The phase III CAPItello-291 trial investigated the efficacy of capivasertib plus fulvestrant in patients with HR+/HER2- mBC who had a relapse or disease progression during or after treatment with ET. Most patients (69.1 percent) received prior CKD4/6i for advanced breast cancer. [N Engl J Med 2023;388:2058-2070]
Capivasertib plus fulvestrant significantly prolonged median progression-free survival (mPFS) vs fulvestrant alone in the overall population (7.2 vs 3.6 months; hazard ratio, 0.60; 95 percent confidence interval [CI], 0.51–0.71; p<0.001) and in patients with PIK3CA, AKT1, or PTEN alterations (7.3 vs 3.1 months; hazard ratio, 0.50; 95 percent CI, 0.38–0.65; p<0.001). These outcomes were similar irrespective of prior CDK4/6i treatment.
“With the overall survival [OS] data at 28 percent maturity, a trend favouring capivasertib plus fulvestrant was seen in both the overall and AKT pathway–altered populations,” said Dawood.
“Although alpelisib plus fulvestrant showed a 7.9-month numeric improvement in median OS in the SOLAR 1 trial, the majority of patients [94.5 percent] in that trial had not previously received CDK4/6i, making it a less relevant model for modern treatment where prior CDK4/6i exposure is common,” she commented. “However, there are trials to show that the combination is effective even post progression on CDK4/6i.”

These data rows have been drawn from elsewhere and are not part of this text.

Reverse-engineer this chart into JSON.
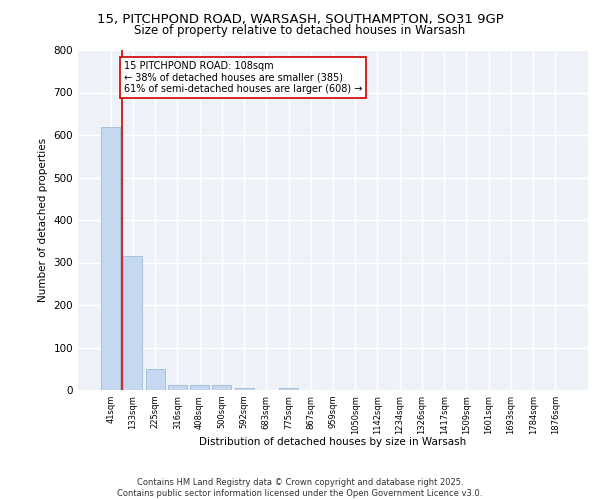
{
  "title_line1": "15, PITCHPOND ROAD, WARSASH, SOUTHAMPTON, SO31 9GP",
  "title_line2": "Size of property relative to detached houses in Warsash",
  "xlabel": "Distribution of detached houses by size in Warsash",
  "ylabel": "Number of detached properties",
  "categories": [
    "41sqm",
    "133sqm",
    "225sqm",
    "316sqm",
    "408sqm",
    "500sqm",
    "592sqm",
    "683sqm",
    "775sqm",
    "867sqm",
    "959sqm",
    "1050sqm",
    "1142sqm",
    "1234sqm",
    "1326sqm",
    "1417sqm",
    "1509sqm",
    "1601sqm",
    "1693sqm",
    "1784sqm",
    "1876sqm"
  ],
  "values": [
    620,
    315,
    50,
    12,
    12,
    12,
    5,
    0,
    4,
    0,
    0,
    0,
    0,
    0,
    0,
    0,
    0,
    0,
    0,
    0,
    0
  ],
  "bar_color": "#c5d8f0",
  "bar_edge_color": "#a0bcd8",
  "marker_color": "#cc0000",
  "annotation_text": "15 PITCHPOND ROAD: 108sqm\n← 38% of detached houses are smaller (385)\n61% of semi-detached houses are larger (608) →",
  "annotation_box_color": "#ffffff",
  "annotation_box_edge": "#cc0000",
  "ylim": [
    0,
    800
  ],
  "yticks": [
    0,
    100,
    200,
    300,
    400,
    500,
    600,
    700,
    800
  ],
  "footer_line1": "Contains HM Land Registry data © Crown copyright and database right 2025.",
  "footer_line2": "Contains public sector information licensed under the Open Government Licence v3.0.",
  "bg_color": "#eef2f8",
  "grid_color": "#ffffff"
}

“Clinically, the combination of capivasertib plus fulvestrant is an effective option for patients with PIK3CA/AKT1/PTEN-altered mBC, including those with PIK3CA mutation only,” said Dawood.
Safety profile
Capivasertib plus fulvestrant has a manageable safety profile characterized by frequent but usually low-grade adverse events, including diarrhoea (72.4 percent; grade 3, 9.3 percent), rash (38.0 percent; grade 3, 12.1 percent) and nausea (34.6 percent; grade 3, 0.8 percent). [N Engl J Med 2023;388:2058-2070]

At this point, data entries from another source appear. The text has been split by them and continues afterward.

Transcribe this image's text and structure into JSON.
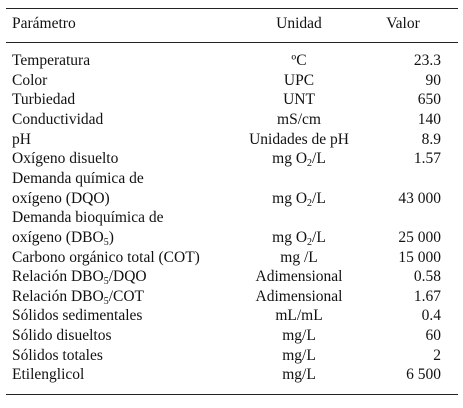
{
  "header": {
    "param": "Parámetro",
    "unit": "Unidad",
    "value": "Valor"
  },
  "rows": [
    {
      "param": [
        "Temperatura"
      ],
      "unit": [
        "ºC"
      ],
      "value": "23.3"
    },
    {
      "param": [
        "Color"
      ],
      "unit": [
        "UPC"
      ],
      "value": "90"
    },
    {
      "param": [
        "Turbiedad"
      ],
      "unit": [
        "UNT"
      ],
      "value": "650"
    },
    {
      "param": [
        "Conductividad"
      ],
      "unit": [
        "mS/cm"
      ],
      "value": "140"
    },
    {
      "param": [
        "pH"
      ],
      "unit": [
        "Unidades de pH"
      ],
      "value": "8.9"
    },
    {
      "param": [
        "Oxígeno disuelto"
      ],
      "unit": [
        "mg O",
        "2",
        "/L"
      ],
      "value": "1.57"
    },
    {
      "param": [
        "Demanda química de"
      ],
      "unit": [
        ""
      ],
      "value": ""
    },
    {
      "param": [
        "oxígeno (DQO)"
      ],
      "unit": [
        "mg O",
        "2",
        "/L"
      ],
      "value": "43 000"
    },
    {
      "param": [
        "Demanda bioquímica de"
      ],
      "unit": [
        ""
      ],
      "value": ""
    },
    {
      "param": [
        "oxígeno (DBO",
        "5",
        ")"
      ],
      "unit": [
        "mg O",
        "2",
        "/L"
      ],
      "value": "25 000"
    },
    {
      "param": [
        "Carbono orgánico total (COT)"
      ],
      "unit": [
        "mg /L"
      ],
      "value": "15 000"
    },
    {
      "param": [
        "Relación DBO",
        "5",
        "/DQO"
      ],
      "unit": [
        "Adimensional"
      ],
      "value": "0.58"
    },
    {
      "param": [
        "Relación DBO",
        "5",
        "/COT"
      ],
      "unit": [
        "Adimensional"
      ],
      "value": "1.67"
    },
    {
      "param": [
        "Sólidos sedimentales"
      ],
      "unit": [
        "mL/mL"
      ],
      "value": "0.4"
    },
    {
      "param": [
        "Sólido disueltos"
      ],
      "unit": [
        "mg/L"
      ],
      "value": "60"
    },
    {
      "param": [
        "Sólidos totales"
      ],
      "unit": [
        "mg/L"
      ],
      "value": "2"
    },
    {
      "param": [
        "Etilenglicol"
      ],
      "unit": [
        "mg/L"
      ],
      "value": "6 500"
    }
  ]
}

The rate of hyperglycaemia was 16.3 percent (grade 3, 2.3 percent) with capivasertib plus fulvestrant and 63.7 percent with the PI3K inhibitor alpelisib plus fulvestrant (grade 3, 32.7 percent). [N Engl J Med 2023;388:2058-2070; N Engl J Med 2019;380:1929-1940]
“Because PI3K activation occurs upstream of AKT in the insulin signalling axis, PI3K inhibition can lead to more pronounced insulin resistance and hyperglycaemia than AKT inhibition,” Dawood explained. “Inhibiting AKT directly impairs insulin signalling downstream, but some compensatory pathways may still modulate glucose metabolism, so the hyperglycaemia profile can differ between AKT and PI3K inhibitors.”
The median onset time of diarrhoea, rash, and hyperglycaemia was within 15 days. [ESMO Open 2024;9:103697] “Patient education, prophylactic management, and treatment interruption to address these AEs helped maintain patients’ quality of life [QoL] in the CAPItello-291 trial,” she added.
Global health status (GHS) and QoL were maintained for longer and EORTC QLQ-C30 scores showed less decline with capivasertib plus fulvestrant vs fulvestrant alone. Diarrhoea events were tolerable, could be managed with anti-diarrhoeal treatment, and did not negatively impact GHS/QoL. [N Engl J Med 2023;388:2058- 2070; ESMO Open 2024;9:103697]
The views expressed in the above content are those of the contributing expert and are for educational purposes only. This case sharing is supported by AstraZeneca with independent medical education grant.